CERT-UA warns of attacks against DELTA situational awareness system.
A Washington Post op-ed argues that Ukraine's ability to deploy and make effective use of modern, automated, command-and-control systems to process intelligence and conduct operations has given it the advantage over the invaders. Such systems would be obvious targets for Russian cyber operations, and those indeed seem to have been attempted. CERT-UA reports that, over the weekend, it had detected attempts against its DELTA system, an automated situational awareness system. It's a phishing campaign that uses emails and instant messages that misrepresent themselves as spot reports, but which carry FateGrab/StealDeal information-collecting malware as their payloads. CERT-UA offers no attribution, and says it's been unable to link the campaign to any specific threat actor, but circumstantially at least it looks like a Russian operation.
FSB cyber operations against Ukraine.
Palo Alto Networks' Unit 42 reports that the FSB group Trident Ursa has been highly active lately against Ukrainian targets. "Since our last blog in early February covering the advanced persistent threat (APT) group Trident Ursa (aka Gamaredon, UAC-0010, Primitive Bear, Shuckworm), Ukraine and its cyber domain has faced ever-increasing threats from Russia.

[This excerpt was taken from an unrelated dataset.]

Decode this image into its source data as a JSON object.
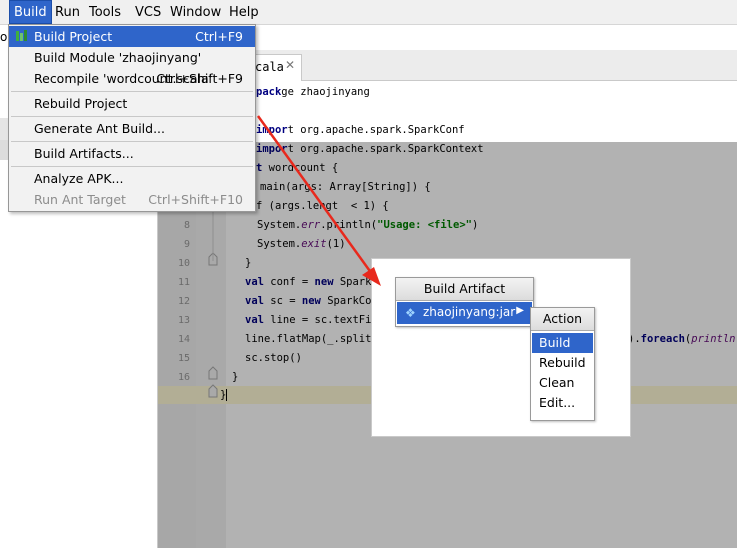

Trident Ursa is a group attributed by the Security Service of Ukraine to Russia’s Federal Security Service. As the conflict has continued on the ground and in cyberspace, Trident Ursa has been operating as a dedicated access creator and intelligence gatherer. Trident Ursa remains one of the most pervasive, intrusive, continuously active and focused APTs targeting Ukraine." As has often been the case, the FSB's operations are less sophisticated and more obvious than those of its sister Bears, but the FSB doesn't seem to care about this. In its conclusion Unit 42 writes:
- "Trident Ursa remains an agile and adaptive APT that does not use overly sophisticated or complex techniques in its operations. In most cases, they rely on publicly available tools and scripts – along with a significant amount of obfuscation – as well as routine phishing attempts to successfully execute their operations.
- "This group’s operations are regularly caught by researchers and government organizations, and yet they don’t seem to care. They simply add additional obfuscation, new domains and new techniques and try again – often even reusing previous samples.
- "Continuously operating in this way since at least 2014 with no sign of slowing down throughout this period of conflict, Trident Ursa continues to be successful. For all of these reasons, they remain a significant threat to Ukraine, one which Ukraine and its allies need to actively defend against."
Russian operations against space systems.
Little additional information has emerged on Russian efforts to compromise US space systems beyond what CyberScoop reported Friday. Signs point to APT28 (GRU's Fancy Bear): "While details of the attack are scant, researchers blamed the incident on the Russian military group known as Fancy Bear, or APT28. It involved a satellite communications provider with customers in U.S. critical infrastructure sectors." Former Chairman of the U.S. House Intelligence Committee Mike Rogers thinks the reports foreshadow possible Russian retaliation for continued US support of Ukraine. “Russia’s hacking is not anything new, but it is indicative of how—should it wish—Moscow could retaliate against the U.S. for its support of Ukraine," he said in emailed comments. "If Russia were to attack satellite networks, it could have devastating effects on Americans. Nearly every aspect of daily life relies on services from space—from GPS tracking of packages to the timing signals used by gas stations and ATMs. The Biden Administration and U.S. Congress must work aggressively to protect our space assets and defend this central component of our national and economic security that we all-too-often take for granted.”